You should see fewer tool invocations, fewer long persona sessions, and a simpler conversation flow in staging. Users should still be able to chat, but the app should no longer behave like a persistent companion.

Step 3: Add safety guardrails

Now your goal is to stop the model from reinforcing delusion, dependency, or unsafe life decisions. Add policy prompts, refusal rules, crisis routing, and moderation checks for self-harm, medical, legal, and financial advice.

Use layered controls so one failure does not reach the user. A typical setup includes a system prompt, a classifier, a response filter, and a human escalation path for sensitive cases.

You should see blocked outputs for disallowed content and a clear escalation path for urgent messages. Test with adversarial prompts and confirm the model refuses or redirects instead of escalating intimacy or certainty.

Step 4: Roll out a staged shutdown

Your goal here is to ship the change without breaking the rest of the app. Use a feature flag, release the new policy to a small percentage of traffic, and keep a rollback path ready if retention or support metrics move in the wrong direction.

Document the change in release notes and in-product messaging so users know what is being removed and why. If you need to preserve some personalization, limit it to harmless preferences such as theme, language, or chat history.

You should see the new behavior in staging first, then in a limited production slice, and finally in full release after approval. If error rates or complaint volume spike, turn the flag off and revert quickly.

Step 5: Verify compliance and user impact

The final goal is to prove the app follows the new rules and still works as intended. Run regression tests for safety, check that banned paths are unreachable, and review analytics for drops in risky interactions.

If the source mentions performance, safety, or rollout impact, track it in a simple table before launch.

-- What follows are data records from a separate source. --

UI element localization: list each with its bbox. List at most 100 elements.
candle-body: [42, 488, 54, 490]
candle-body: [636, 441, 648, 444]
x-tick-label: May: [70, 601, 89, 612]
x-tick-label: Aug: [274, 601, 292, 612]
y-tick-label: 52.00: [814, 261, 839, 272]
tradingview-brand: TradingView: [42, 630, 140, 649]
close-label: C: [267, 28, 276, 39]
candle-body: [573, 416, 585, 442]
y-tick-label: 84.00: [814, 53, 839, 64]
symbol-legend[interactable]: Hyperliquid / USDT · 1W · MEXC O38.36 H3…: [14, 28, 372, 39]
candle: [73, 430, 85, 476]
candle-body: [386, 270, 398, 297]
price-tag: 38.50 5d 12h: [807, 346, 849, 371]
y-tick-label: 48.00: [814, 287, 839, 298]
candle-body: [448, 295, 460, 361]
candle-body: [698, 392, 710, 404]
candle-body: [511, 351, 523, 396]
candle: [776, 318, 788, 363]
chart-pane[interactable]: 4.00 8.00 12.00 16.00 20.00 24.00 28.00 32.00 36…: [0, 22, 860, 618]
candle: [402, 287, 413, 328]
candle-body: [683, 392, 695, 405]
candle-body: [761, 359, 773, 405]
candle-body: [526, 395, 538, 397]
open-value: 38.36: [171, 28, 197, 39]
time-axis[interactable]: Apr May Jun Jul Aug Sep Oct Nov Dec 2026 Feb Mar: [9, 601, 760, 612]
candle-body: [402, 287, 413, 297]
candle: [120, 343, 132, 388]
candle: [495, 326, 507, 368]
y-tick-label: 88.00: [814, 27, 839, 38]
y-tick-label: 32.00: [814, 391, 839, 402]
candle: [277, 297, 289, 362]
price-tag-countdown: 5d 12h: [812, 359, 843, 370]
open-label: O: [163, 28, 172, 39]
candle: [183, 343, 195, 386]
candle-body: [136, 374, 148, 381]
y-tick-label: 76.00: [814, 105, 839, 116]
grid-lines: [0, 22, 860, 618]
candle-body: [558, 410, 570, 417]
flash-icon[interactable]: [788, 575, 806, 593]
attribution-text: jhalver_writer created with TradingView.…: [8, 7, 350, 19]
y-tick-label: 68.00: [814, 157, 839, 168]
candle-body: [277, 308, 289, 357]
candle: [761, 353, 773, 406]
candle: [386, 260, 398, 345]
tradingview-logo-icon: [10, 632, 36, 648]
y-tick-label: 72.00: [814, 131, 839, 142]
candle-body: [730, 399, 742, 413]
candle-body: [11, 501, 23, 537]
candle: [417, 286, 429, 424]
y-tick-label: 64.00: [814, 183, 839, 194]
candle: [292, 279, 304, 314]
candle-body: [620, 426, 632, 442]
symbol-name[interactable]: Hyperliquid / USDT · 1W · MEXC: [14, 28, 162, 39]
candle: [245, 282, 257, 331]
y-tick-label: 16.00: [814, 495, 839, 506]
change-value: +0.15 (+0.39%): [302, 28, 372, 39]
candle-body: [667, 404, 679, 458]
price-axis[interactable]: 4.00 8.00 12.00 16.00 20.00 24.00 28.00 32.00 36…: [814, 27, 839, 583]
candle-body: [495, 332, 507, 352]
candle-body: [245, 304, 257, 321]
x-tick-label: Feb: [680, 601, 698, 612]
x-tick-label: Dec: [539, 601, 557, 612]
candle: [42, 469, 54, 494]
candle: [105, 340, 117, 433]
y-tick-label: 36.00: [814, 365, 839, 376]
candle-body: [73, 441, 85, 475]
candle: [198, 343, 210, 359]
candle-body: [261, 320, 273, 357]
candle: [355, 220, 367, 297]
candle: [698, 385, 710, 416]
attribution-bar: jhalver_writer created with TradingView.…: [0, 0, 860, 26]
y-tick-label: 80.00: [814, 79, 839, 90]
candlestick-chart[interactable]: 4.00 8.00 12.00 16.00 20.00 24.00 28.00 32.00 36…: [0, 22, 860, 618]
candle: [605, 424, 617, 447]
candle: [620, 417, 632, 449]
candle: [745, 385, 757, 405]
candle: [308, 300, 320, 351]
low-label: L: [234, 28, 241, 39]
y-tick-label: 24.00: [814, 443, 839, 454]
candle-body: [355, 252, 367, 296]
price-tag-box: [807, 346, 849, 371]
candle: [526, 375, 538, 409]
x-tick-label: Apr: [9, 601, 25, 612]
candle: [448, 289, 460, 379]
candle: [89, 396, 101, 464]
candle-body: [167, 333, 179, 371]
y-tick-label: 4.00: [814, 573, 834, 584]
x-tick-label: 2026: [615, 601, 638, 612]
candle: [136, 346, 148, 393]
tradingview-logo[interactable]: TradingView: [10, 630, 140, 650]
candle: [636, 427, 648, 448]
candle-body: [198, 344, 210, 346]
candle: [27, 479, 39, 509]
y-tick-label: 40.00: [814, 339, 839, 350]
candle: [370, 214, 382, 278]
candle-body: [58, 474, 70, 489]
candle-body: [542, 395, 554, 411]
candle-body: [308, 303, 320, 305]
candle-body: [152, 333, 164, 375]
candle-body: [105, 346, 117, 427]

MetricBefore/BaselineAfter/Result
Companion sessions per userHigh, unbounded roleplay useBounded chat only
Unsafe advice rateObserved in manual reviewBlocked by moderation and refusal rules
Tool-call autonomyAutomatic in some flowsConfirmation required for every sensitive action

You should see clean test logs, no reachable companion-only routes, and a release signoff from product, legal, and safety reviewers. That is the point where the app is ready for the deadline.

Common mistakes

  • Leaving old prompts active in hidden admin paths. Fix: search all environments, not just production.
  • Replacing companion mode with weaker moderation only. Fix: remove the behavior first, then add filters.
  • Forgetting to update user-facing copy. Fix: explain the change in the app and in release notes before rollout.

What's next

After the shutdown lands, build a longer-term safety review process for every new persona, memory feature, and tool-using agent before it reaches users.